Trump, Biden, and Netanyahu all believed that Israel could “have it all”—Greater Israel and peace with the Arab states, while blocking a Palestinian state—through a US-brokered normalization process. The Abraham Accords (which established diplomatic relations of Israel with Bahrain and the UAE) was to be the role model for normalizing relations between Israel and the Kingdom of Saudi Arabia. This approach was always cynical (as it aimed to block a Palestinian state) but is surely delusional now. The Foreign Minister of Saudi Arabia has made crystal clear in his op-ed in the Financial Times on October 2, that the two-state solution is the only pathway to peace and normalization.

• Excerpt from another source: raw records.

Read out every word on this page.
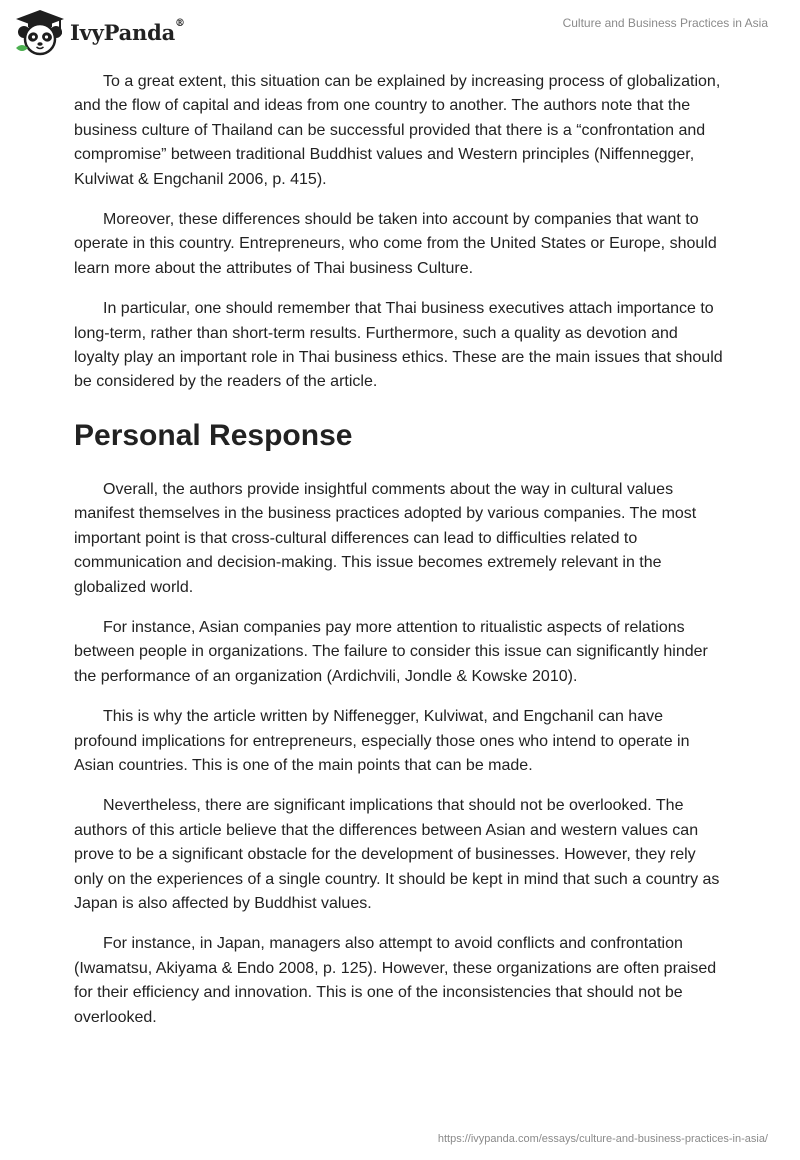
IvyPanda®	Culture and Business Practices in Asia

To a great extent, this situation can be explained by increasing process of globalization, and the flow of capital and ideas from one country to another. The authors note that the business culture of Thailand can be successful provided that there is a “confrontation and compromise” between traditional Buddhist values and Western principles (Niffennegger, Kulviwat & Engchanil 2006, p. 415).

Moreover, these differences should be taken into account by companies that want to operate in this country. Entrepreneurs, who come from the United States or Europe, should learn more about the attributes of Thai business Culture.

In particular, one should remember that Thai business executives attach importance to long-term, rather than short-term results. Furthermore, such a quality as devotion and loyalty play an important role in Thai business ethics. These are the main issues that should be considered by the readers of the article.

Personal Response

Overall, the authors provide insightful comments about the way in cultural values manifest themselves in the business practices adopted by various companies. The most important point is that cross-cultural differences can lead to difficulties related to communication and decision-making. This issue becomes extremely relevant in the globalized world.

For instance, Asian companies pay more attention to ritualistic aspects of relations between people in organizations. The failure to consider this issue can significantly hinder the performance of an organization (Ardichvili, Jondle & Kowske 2010).

This is why the article written by Niffenegger, Kulviwat, and Engchanil can have profound implications for entrepreneurs, especially those ones who intend to operate in Asian countries. This is one of the main points that can be made.

Nevertheless, there are significant implications that should not be overlooked. The authors of this article believe that the differences between Asian and western values can prove to be a significant obstacle for the development of businesses. However, they rely only on the experiences of a single country. It should be kept in mind that such a country as Japan is also affected by Buddhist values.

For instance, in Japan, managers also attempt to avoid conflicts and confrontation (Iwamatsu, Akiyama & Endo 2008, p. 125). However, these organizations are often praised for their efficiency and innovation. This is one of the inconsistencies that should not be overlooked.

https://ivypanda.com/essays/culture-and-business-practices-in-asia/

“A two-state solution is not merely an ideal; it is the only viable path to ensuring Palestine, Israel and the region’s long-term security. Uncontrolled escalatory cycles are the building blocks of wider war. In Lebanon, we are witnessing this firsthand. Peace cannot be built on a foundation of occupation and resentment; true security for Israel will come from recognising the legitimate rights of the Palestinian people.”
Israel’s ongoing intransigent opposition to the two-state solution, recently reiterated by a vote of the Knesset, has become the greatest danger to Israel’s own security. Israel is now almost completely ostracized by the international community, and also faces grave economic and military threats as the regional war expands. As just one indicator of the emerging economic disarray, Israel’s credit rating is already plummeting, and Israel is likely to lose its investment grade credit rating very soon, with dire long-term economic consequences.
Nor does Israel’s violent pursuit of its extremist vision serve US security or US interests, and the American people oppose Israel’s extremism. The Israel Lobby is likely to lose its grip. Both the US public and the US deep state are very likely to withdraw their uncritical and unconditional support for Israel.
The practical elements of peace are at hand, as we recently spelled out in detail. The US can save the region from an imminent conflagration, and the world from a possible global war of great powers. The US should drop its veto of Palestine’s membership in the UN, and support the implementation of the two-state solution under the auspices of the UN Security Council, with enforcement of mutual security for both Israel and Palestine on the basis of justice and international law.